Bytowne Cinema on Rideau Street is one of Ottawa’s most treasured cultural venues. It is the place to watch ground-breaking and critically acclaimed international and independent movies of all stripes. We would like to feature the films being screened at the Bytowne Cinema this week:
The Piano, November 26
Tonight only, Bytowne Cinema is offering a replay of this classic Jane Campion film from 1993. The movie stars Holly Hunter as a mute pianist and Harvey Keitel as her adult student with ulterior motives, and a young Anna Paquin. Hunter and Paquin both received Academy Awards for their performances, and Campion won the award for Best Original Screenplay. If you never saw it originally be sure to check it out, or just come back for a repeat viewing.
Whiplash, November 26-27
Whiplash is a dynamic and energetic tale of a talented young jazz drummer and his problematic relationship with his drillmaster band leader. Lead by breakout star Miles Teller and character actor extraordinaire J.K. Simmons, Whiplash is being praised for its performances and could win some big prizes as award season nears.
The Theory of Everything, November 26-December 4
The Theory of Everything is a biographical film which traces the story of Stephen and Jane Hawking. Eddie Redmayne and Felicity Jones team up in this story of intellectual genius, physical frailty, and enduring respect, affection, and love. Redmayne embodies Hawking impressively and will garner much award attention as well.
Warren Miller’s No Turning Back, November 27-28
Warren Miller’s 65th ski film is playing exclusively at Bytowne Cinema. It’s precisely what you would expect from Warren Miller’s work; gorgeous scenery, impressive aerial feats, and a tour of some of the world’s most remote and beautiful mountaintops. Featuring footage from some of today’s most accomplished skiers, including Olympians Ted Ligety and Bode Miller, No Turning Back combines accomplished athletics with skilled filmaking.
Rosewater, November 28-December 11
Jon Stewart’s directorial debut is Rosewater, based on the true story of Maziar Bahari, an Iranian journalist. With the screenplay also written by Stewart, Rosewater tells the tale of Bahari’s imprisonment and the psychological torment he endures. Bahari is well played by Gael García Bernal in a demanding role. The film tackles big themes, including imprisonment, freedom of the press, and international politics, and Stewart handles his role as rookie writer and director admirably.

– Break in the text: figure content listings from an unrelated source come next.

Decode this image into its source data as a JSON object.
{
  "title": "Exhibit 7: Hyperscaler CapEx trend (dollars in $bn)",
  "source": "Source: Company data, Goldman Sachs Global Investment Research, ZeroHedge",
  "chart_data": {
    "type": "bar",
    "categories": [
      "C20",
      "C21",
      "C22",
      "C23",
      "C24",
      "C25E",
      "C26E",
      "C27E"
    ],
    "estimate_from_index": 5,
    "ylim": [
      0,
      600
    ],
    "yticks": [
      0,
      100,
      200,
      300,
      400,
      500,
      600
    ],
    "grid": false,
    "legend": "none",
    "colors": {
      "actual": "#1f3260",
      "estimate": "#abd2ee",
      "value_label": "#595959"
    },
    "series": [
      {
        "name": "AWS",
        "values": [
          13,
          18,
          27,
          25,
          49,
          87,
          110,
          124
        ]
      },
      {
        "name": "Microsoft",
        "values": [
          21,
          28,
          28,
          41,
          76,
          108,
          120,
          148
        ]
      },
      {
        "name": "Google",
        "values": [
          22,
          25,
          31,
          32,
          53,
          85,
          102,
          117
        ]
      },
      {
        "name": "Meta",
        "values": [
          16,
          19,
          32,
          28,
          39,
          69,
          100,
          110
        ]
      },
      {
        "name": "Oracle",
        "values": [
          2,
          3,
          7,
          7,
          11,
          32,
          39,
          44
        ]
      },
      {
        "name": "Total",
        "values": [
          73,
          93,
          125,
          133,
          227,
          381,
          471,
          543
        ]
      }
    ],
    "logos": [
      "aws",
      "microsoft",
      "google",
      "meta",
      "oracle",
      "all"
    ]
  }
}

This is Where I Leave You, November 29-December 1
This film, based on the 2009 novel of the same name by Jonathan Tropper, tells the tale of a large and dysfunctional family that reunites for the funeral of the patriarch. This is Where I Leave You boasts large and impressive cast that include some of the brightest actors of the current era, including Jason Bateman, Tina Fey, Rose Byrne, Connie Britton, Adam Driver, Timothy Olyphant, and Corey Stoll, and movie icon Jane Fonda as the matriarch. Each character represents a different aspect of dysfunction and tackles grief in their own way as the family sits shiva.
M*A*S*H, December 2-3
If you caught Altman, the documentary of the legendary American director which played at the Bytowne Cinema, you were probably nostaglic for the classic Altman films. Fortunately, few are better than his directorial debut from 1970, M*A*S*H. Starring Donald Sutherland, Tom Skerritt and Elliott Gould, this classic black comedy set during the Korean War spun off an iconic television series and inspired a generation of filmmakers and writers.